Foto: Mark Pasveer AlgemeenNieuws

CDA dient motie in voor ‘niet genoemde’ interimmers

Het kabinet moet in het eerste kwartaal van 2025 aangeven op welke manier interimmers gelegaliseerd kunnen worden, staat in een CDA-Kamermotie.

Het kabinet moet samen met provincies zo snel mogelijk duidelijk maken op welke manier interimmers gelegaliseerd kunnen worden. Hiertoe dient oppositiepartij CDA samen met VVD, NSC, ChristenUnie en SGP donderdag 19 december een motie in tijdens het laatste stikstofdebat van het jaar in de Tweede Kamer. De partijen willen in het eerste kwartaal van 2025 een antwoord hebben.

Interimmers zijn bedrijven die na de aanwijzing van Natura 2000-gebieden geen NB-vergunning hebben aangevraagd of daarvan door provincies werden vrijgesteld. In tegenstelling tot PAS-melders hebben ze nooit een melding hoeven doen, waardoor interimmers in zekere zin ‘onzichtbaar’ zijn voor provincies.

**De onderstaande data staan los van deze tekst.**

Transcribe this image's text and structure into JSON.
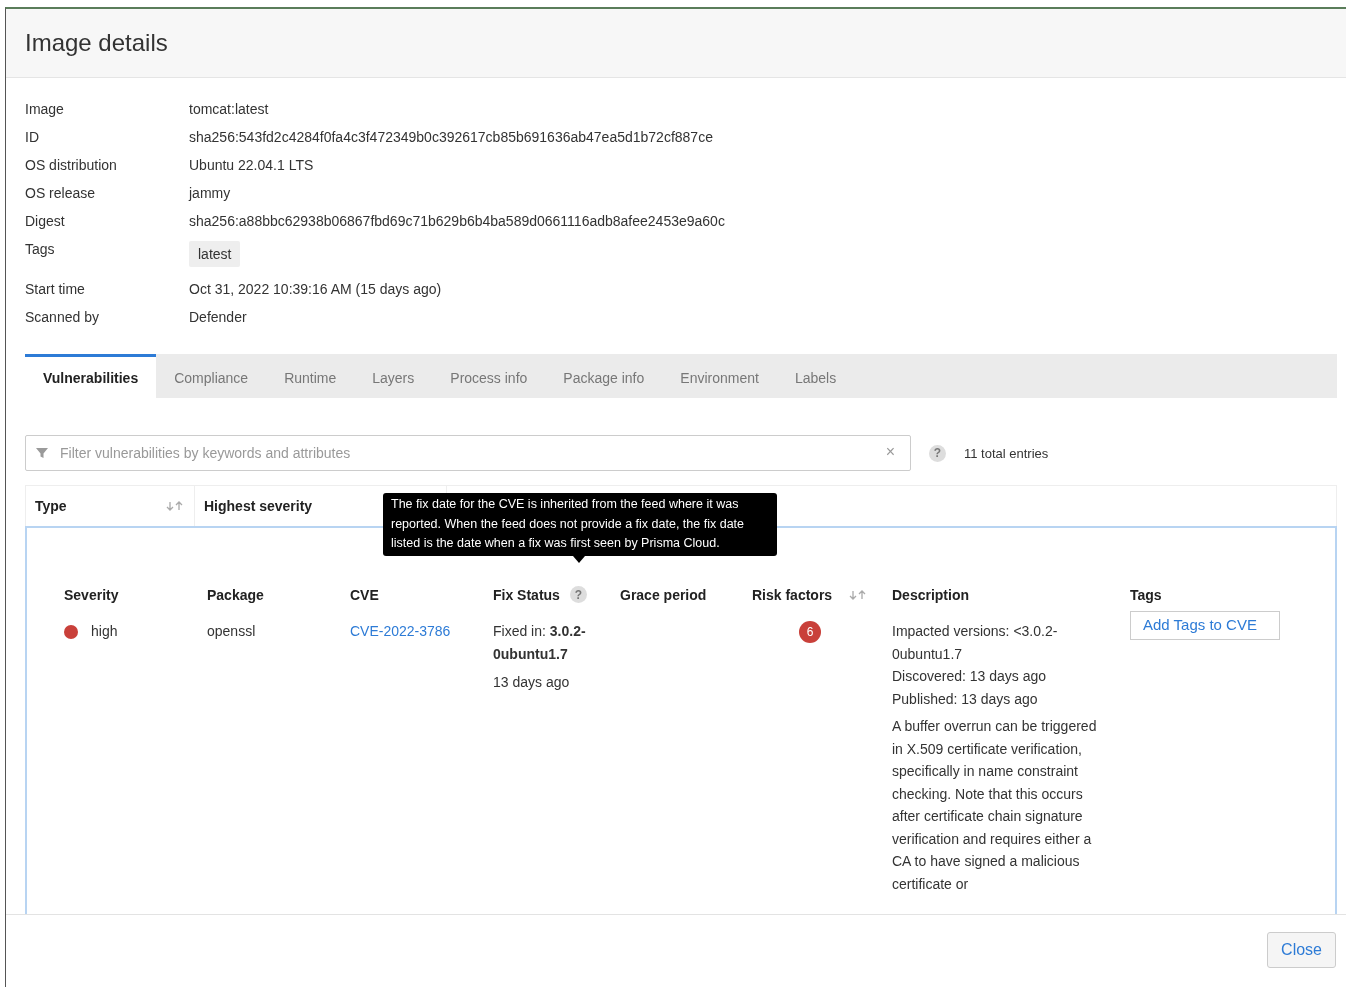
{
  "dialog": {
    "title": "Image details"
  },
  "details": [
    {
      "kind": "text",
      "label": "Image",
      "value": "tomcat:latest"
    },
    {
      "kind": "text",
      "label": "ID",
      "value": "sha256:543fd2c4284f0fa4c3f472349b0c392617cb85b691636ab47ea5d1b72cf887ce"
    },
    {
      "kind": "text",
      "label": "OS distribution",
      "value": "Ubuntu 22.04.1 LTS"
    },
    {
      "kind": "text",
      "label": "OS release",
      "value": "jammy"
    },
    {
      "kind": "text",
      "label": "Digest",
      "value": "sha256:a88bbc62938b06867fbd69c71b629b6b4ba589d0661116adb8afee2453e9a60c"
    },
    {
      "kind": "tags",
      "label": "Tags",
      "value": "latest"
    },
    {
      "kind": "text",
      "label": "Start time",
      "value": "Oct 31, 2022 10:39:16 AM (15 days ago)"
    },
    {
      "kind": "text",
      "label": "Scanned by",
      "value": "Defender"
    }
  ],
  "tabs": [
    {
      "label": "Vulnerabilities",
      "selected": true
    },
    {
      "label": "Compliance",
      "selected": false
    },
    {
      "label": "Runtime",
      "selected": false
    },
    {
      "label": "Layers",
      "selected": false
    },
    {
      "label": "Process info",
      "selected": false
    },
    {
      "label": "Package info",
      "selected": false
    },
    {
      "label": "Environment",
      "selected": false
    },
    {
      "label": "Labels",
      "selected": false
    }
  ],
  "filter": {
    "placeholder": "Filter vulnerabilities by keywords and attributes",
    "clear": "×",
    "help": "?"
  },
  "total_entries": "11 total entries",
  "outer_columns": [
    {
      "kind": "sortable",
      "label": "Type"
    },
    {
      "kind": "plain",
      "label": "Highest severity"
    }
  ],
  "tooltip": "The fix date for the CVE is inherited from the feed where it was reported. When the feed does not provide a fix date, the fix date listed is the date when a fix was first seen by Prisma Cloud.",
  "inner_columns": [
    {
      "kind": "plain",
      "label": "Severity"
    },
    {
      "kind": "plain",
      "label": "Package"
    },
    {
      "kind": "plain",
      "label": "CVE"
    },
    {
      "kind": "help",
      "label": "Fix Status"
    },
    {
      "kind": "plain",
      "label": "Grace period"
    },
    {
      "kind": "sortable",
      "label": "Risk factors"
    },
    {
      "kind": "plain",
      "label": "Description"
    },
    {
      "kind": "plain",
      "label": "Tags"
    }
  ],
  "vulnerability": {
    "severity": "high",
    "color": "#c9403a",
    "package": "openssl",
    "cve": "CVE-2022-3786",
    "fix": "Fixed in: **3.0.2-0ubuntu1.7**",
    "fix_age": "13 days ago",
    "risk_factors": "6",
    "impacted": "Impacted versions: <3.0.2-0ubuntu1.7",
    "discovered": "Discovered: 13 days ago",
    "published": "Published: 13 days ago",
    "description": "A buffer overrun can be triggered in X.509 certificate verification, specifically in name constraint checking. Note that this occurs after certificate chain signature verification and requires either a CA to have signed a malicious certificate or",
    "tags_button": "Add Tags to CVE"
  },
  "footer": {
    "button": "Close"
  }
}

PAS-melders en interimmers werden in de afgelopen jaren vaak in een adem genoemd. Al kwam er voor beide groepen in de tussentijd nooit een oplossing. In de PAS-meldersbrief die landbouwminister Femke Wiersma eind november naar de Tweede Kamer stuurde, werden alleen de PAS-melders genoemd en niet de interimmers. Dat leidde begin december tijdens het stikstofdebat in de Kamer tot verbazing bij CDA-Kamerlid Eline Vedder.

Interimmers complex dossier

Provincies bevestigen desgevraagd dat ze niet weten hoeveel interimmers ze binnen hun provinciegrenzen hebben. Veel informatie ligt bij gemeenten, geven ze aan. Het dossier blijkt bovendien complex. “Een deel van de interimmers weet niet of ze interimmer zijn”, zegt Herman Litjens van ZLTO. De vraag is ook of ze het willen weten. “Het enige voordeel van interimmers ten opzichte van PAS-melders is dat er niet op ze gehandhaafd dreigt te worden. Ze zijn tenslotte niet in beeld.”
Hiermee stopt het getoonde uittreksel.